SCT Resolution 124 of 231  ·  Galaxy Evolution & Morphology  ·  ΛCDM Tension #160

Triangulum Warp

SCT_SOLUTION124

The Triangulum Galaxy (M33) displays a pronounced warp in its outer disk that is difficult to reproduce in N-body simulations assuming a smooth NFW dark matter halo and the observed tidal field from M31. The warp amplitude, its specific orientation, and its radial extent all deviate from the predictions of tidal warp models, suggesting either that the dark matter halo is not well described by the assumed profile, that additional tidal sources are present, or that the warp has a non-tidal origin. Successive Collision Theory attributes M33's warp to angular momentum inheritance rather than external tidal forcing as the primary driver. The angular momentum axis of M33's outer disk gas is misaligned from the inner disk axis because the outer disk is being fed by accretion from the Local Group filament, which carries angular momentum with an orientation set by the large-scale collision geometry rather than the local orbital plane of M33 around M31.

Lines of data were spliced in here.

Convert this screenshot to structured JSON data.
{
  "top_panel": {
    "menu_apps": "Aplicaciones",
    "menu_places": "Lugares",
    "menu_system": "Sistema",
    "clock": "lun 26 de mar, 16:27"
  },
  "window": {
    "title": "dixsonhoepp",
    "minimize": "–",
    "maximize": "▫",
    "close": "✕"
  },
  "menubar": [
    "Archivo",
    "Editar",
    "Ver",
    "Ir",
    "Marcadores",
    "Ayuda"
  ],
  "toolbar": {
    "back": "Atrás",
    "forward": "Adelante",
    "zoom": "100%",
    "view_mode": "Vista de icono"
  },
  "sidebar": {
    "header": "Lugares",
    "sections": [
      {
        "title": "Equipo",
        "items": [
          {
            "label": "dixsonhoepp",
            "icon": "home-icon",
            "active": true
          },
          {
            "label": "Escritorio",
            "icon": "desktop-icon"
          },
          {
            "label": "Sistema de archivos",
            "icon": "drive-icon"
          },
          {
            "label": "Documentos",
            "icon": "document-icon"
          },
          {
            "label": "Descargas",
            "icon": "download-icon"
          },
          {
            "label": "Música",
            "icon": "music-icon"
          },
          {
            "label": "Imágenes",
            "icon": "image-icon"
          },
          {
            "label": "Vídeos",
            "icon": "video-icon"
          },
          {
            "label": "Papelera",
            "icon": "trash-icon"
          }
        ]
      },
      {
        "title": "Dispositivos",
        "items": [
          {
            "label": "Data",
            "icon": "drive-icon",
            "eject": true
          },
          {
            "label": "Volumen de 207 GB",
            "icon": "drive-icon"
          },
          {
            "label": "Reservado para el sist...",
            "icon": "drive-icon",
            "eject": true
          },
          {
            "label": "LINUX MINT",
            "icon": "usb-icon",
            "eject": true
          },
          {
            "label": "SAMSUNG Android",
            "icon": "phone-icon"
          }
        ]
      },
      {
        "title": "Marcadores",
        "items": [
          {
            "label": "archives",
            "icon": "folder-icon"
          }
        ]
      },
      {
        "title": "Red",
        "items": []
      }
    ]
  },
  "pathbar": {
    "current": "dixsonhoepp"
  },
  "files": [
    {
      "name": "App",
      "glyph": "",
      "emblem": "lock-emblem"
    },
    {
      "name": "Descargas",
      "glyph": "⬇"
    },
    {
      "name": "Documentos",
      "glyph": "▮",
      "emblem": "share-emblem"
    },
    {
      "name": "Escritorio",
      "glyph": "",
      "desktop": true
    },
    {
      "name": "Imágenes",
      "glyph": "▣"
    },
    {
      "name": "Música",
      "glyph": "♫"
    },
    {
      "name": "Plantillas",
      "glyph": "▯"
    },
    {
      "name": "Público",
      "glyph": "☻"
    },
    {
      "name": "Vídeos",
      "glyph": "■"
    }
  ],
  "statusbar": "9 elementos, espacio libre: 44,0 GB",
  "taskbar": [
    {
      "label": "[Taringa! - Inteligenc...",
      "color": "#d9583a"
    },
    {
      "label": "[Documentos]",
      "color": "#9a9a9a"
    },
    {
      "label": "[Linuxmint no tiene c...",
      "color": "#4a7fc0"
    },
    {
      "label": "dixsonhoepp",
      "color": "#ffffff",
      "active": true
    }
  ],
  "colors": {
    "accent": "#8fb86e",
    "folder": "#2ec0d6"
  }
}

The specific warp geometry of M33 encodes the orientation of the angular momentum delivered by the Local Group filament at M33's location, which is a function of the original collision axis, the impact parameter of the collision, and M33's position within the debris field. The warp is not a transient disturbance created by M31's tidal field but a quasi-steady structural feature maintained by ongoing misaligned accretion from the filamentary infall. This is consistent with the observation that the warp extends to very large radii — well beyond where M31's tidal field is effective — and that its orientation is not simply aligned with the M31 direction. Gravitational superposition from the Local Group's nested frame hierarchy also contributes to the effective potential shape at M33's outer disk radii, modifying the precession rate of any tidally excited warp mode and potentially stabilizing the warp in its observed orientation against differential rotation that would otherwise wind it up on a few orbital timescales.